Daily Freeman reporter Paula Ann Mitchell did a little reporting on the annual Hudson Valley RibFest, to be held at the Ulster County Fairgrounds this weekend, and was astounded to learn that Ovarian-Americans would be allowed to participate:

Whoever said that the primal art of barbecue is mainly a guy thing never attended the Hudson Valley RibFest at the Ulster County Fairgrounds in New Paltz.

Actually, Daily Freeman, I think it was you who just said barbecue is for men. But okay. Tell us more.

Who cares if fingers get coated with gooey, red sauce that drips onto clothing.

Or even if it requires a harsh eating technique to rip the meat from the bones and a load of toothpicks to scrape the residual [sic] from one’s teeth.

Got a vision yet of guys beating their chests like cavemen?

Get it out of you [sic] mind, stressed event organizers.

Noooooo! Not the harsh eating technique!

But though RibFest organizers repeatedly tell her that There Will Be Estrogen, Mitchell still doesn't believe them, and continues to interrogate everyone involved about these scandalous rumors of women rib-eaters and NASCAR fans. How could it beeeeee?

Fans will also get a chance to take a spin around the track in a racing simulator and spin the prize wheel to win NASCAR-related prizes.

Oelgeschlager dismissed the notion that this spectacle is again geared toward testosterone levels.
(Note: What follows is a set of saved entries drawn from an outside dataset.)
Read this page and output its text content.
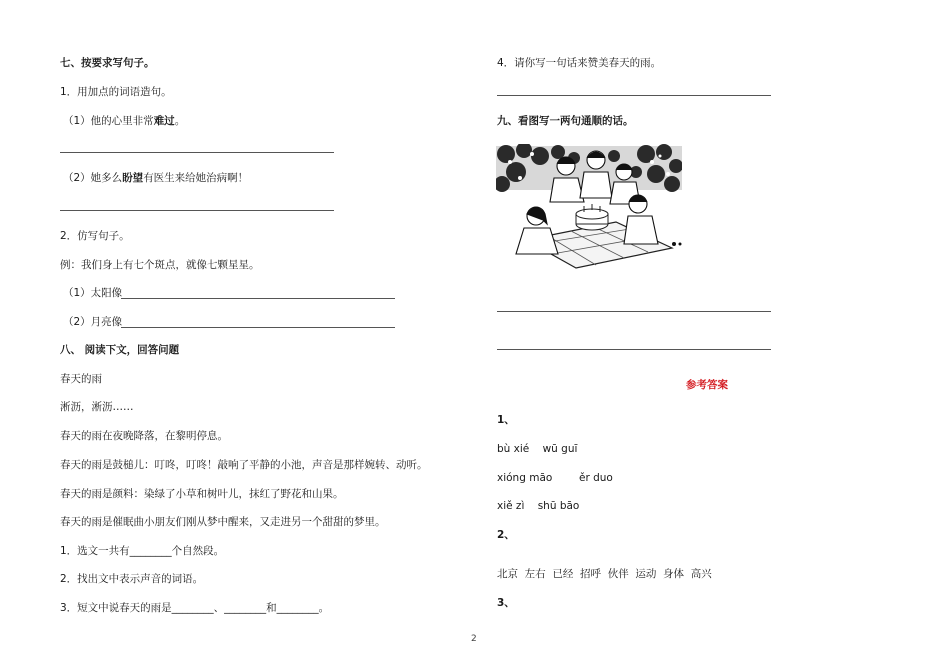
七、按要求写句子。
1．用加点的词语造句。
（1）他的心里非常难过。
（2）她多么盼望有医生来给她治病啊！
2．仿写句子。
例：我们身上有七个斑点，就像七颗星星。
（1）太阳像
（2）月亮像
八、 阅读下文，回答问题
春天的雨
淅沥，淅沥……
春天的雨在夜晚降落，在黎明停息。
春天的雨是鼓槌儿：叮咚，叮咚！敲响了平静的小池，声音是那样婉转、动听。
春天的雨是颜料：染绿了小草和树叶儿，抹红了野花和山果。
春天的雨是催眠曲小朋友们刚从梦中醒来，又走进另一个甜甜的梦里。
1．选文一共有________个自然段。
2．找出文中表示声音的词语。
3．短文中说春天的雨是________、________和________。
4．请你写一句话来赞美春天的雨。
九、看图写一两句通顺的话。
参考答案
1、
bù xié    wū guī
xióng māo        ěr duo
xiě zì    shū bāo
2、
北京  左右  已经  招呼  伙伴  运动  身体  高兴
3、
2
Most incredible of all: Women are even to be found in the barbecue pit.

Just to prove that it’s not all guys getting down and dirty in the pits, such teams as “Diva Q,” featuring Danielle Dimovski from Ontario, Canada, and “Swamp Pit BBQ,” led by Julie Day of Wantagh, N.Y., will be competing in this year’s event.

Still clutching your pearls in horror? Don't worry, you refined women of the Hudson Valley: There will be shopping.
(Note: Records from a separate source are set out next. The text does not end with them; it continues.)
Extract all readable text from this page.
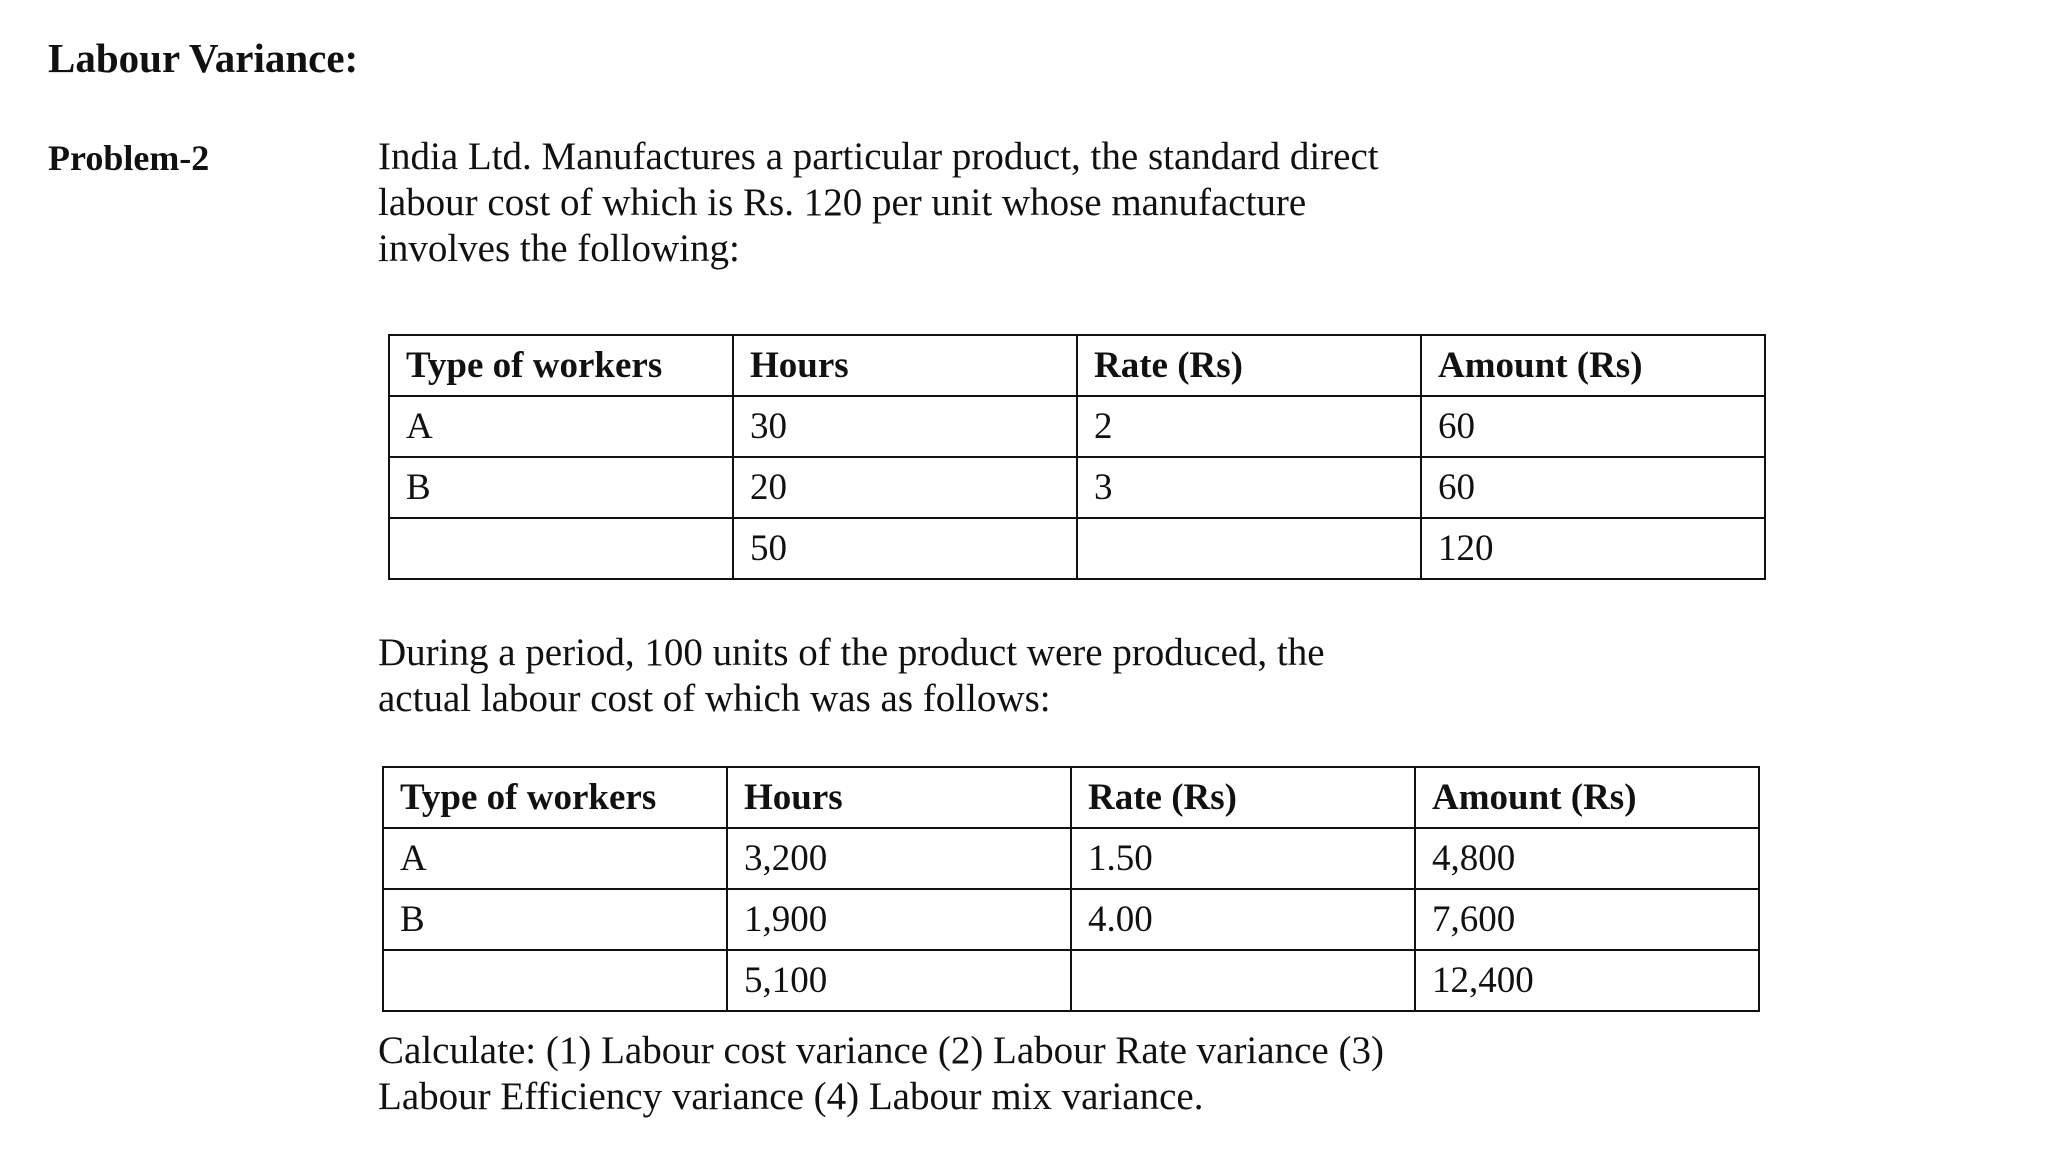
Labour Variance:
Problem-2	India Ltd. Manufactures a particular product, the standard direct
labour cost of which is Rs. 120 per unit whose manufacture
involves the following:

Type of workers	Hours	Rate (Rs)	Amount (Rs)
A	30	2	60
B	20	3	60
	50		120

During a period, 100 units of the product were produced, the
actual labour cost of which was as follows:

Type of workers	Hours	Rate (Rs)	Amount (Rs)
A	3,200	1.50	4,800
B	1,900	4.00	7,600
	5,100		12,400

Calculate: (1) Labour cost variance (2) Labour Rate variance (3)
Labour Efficiency variance (4) Labour mix variance.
For the naysayers who still view the RibFest as a place akin to machismo heaven, Costantino said there will be plenty of vendors to satisfy the women shoppers and even a demonstration by Hudson Valley chef Jordan Schor and company.

Schor, who is the executive chef at Valerie’s restaurant in Kingston, will be creating elegant food made with local ingredients.

Not content to astound us with hard-hitting news reports of women cooking and eating things, the Daily Freeman hints at the spectacle of women riding mechanical bulls. (And we thought this was a family newspaper.)

And don’t forget the mechanical bull that’ll be set up near the beer tent.

That, Costantino, reckons, is a guy thing.

“I don’t think you’ll see too many women get on it,” she said.

Oelgeschlager begs to differ. He thinks a few might pull up their skirts and give it a whirl.

“I double dog dare you,” he said in a burst of laughter. “As I said before, this whole thing is also for the ladies.”

In case you were wondering if only little upstate New York newspapers think it's news that women do stuff: Nope. The big papers do it too. Here, in a story from 2008, the Boston Globe reports breathlessly that women sometimes go ice fishing. (I'm sure that's never happened before in human history.)

Photo of ribs by Flickr user joshbousel. Published under Creative Commons license. Can you believe women eat such things?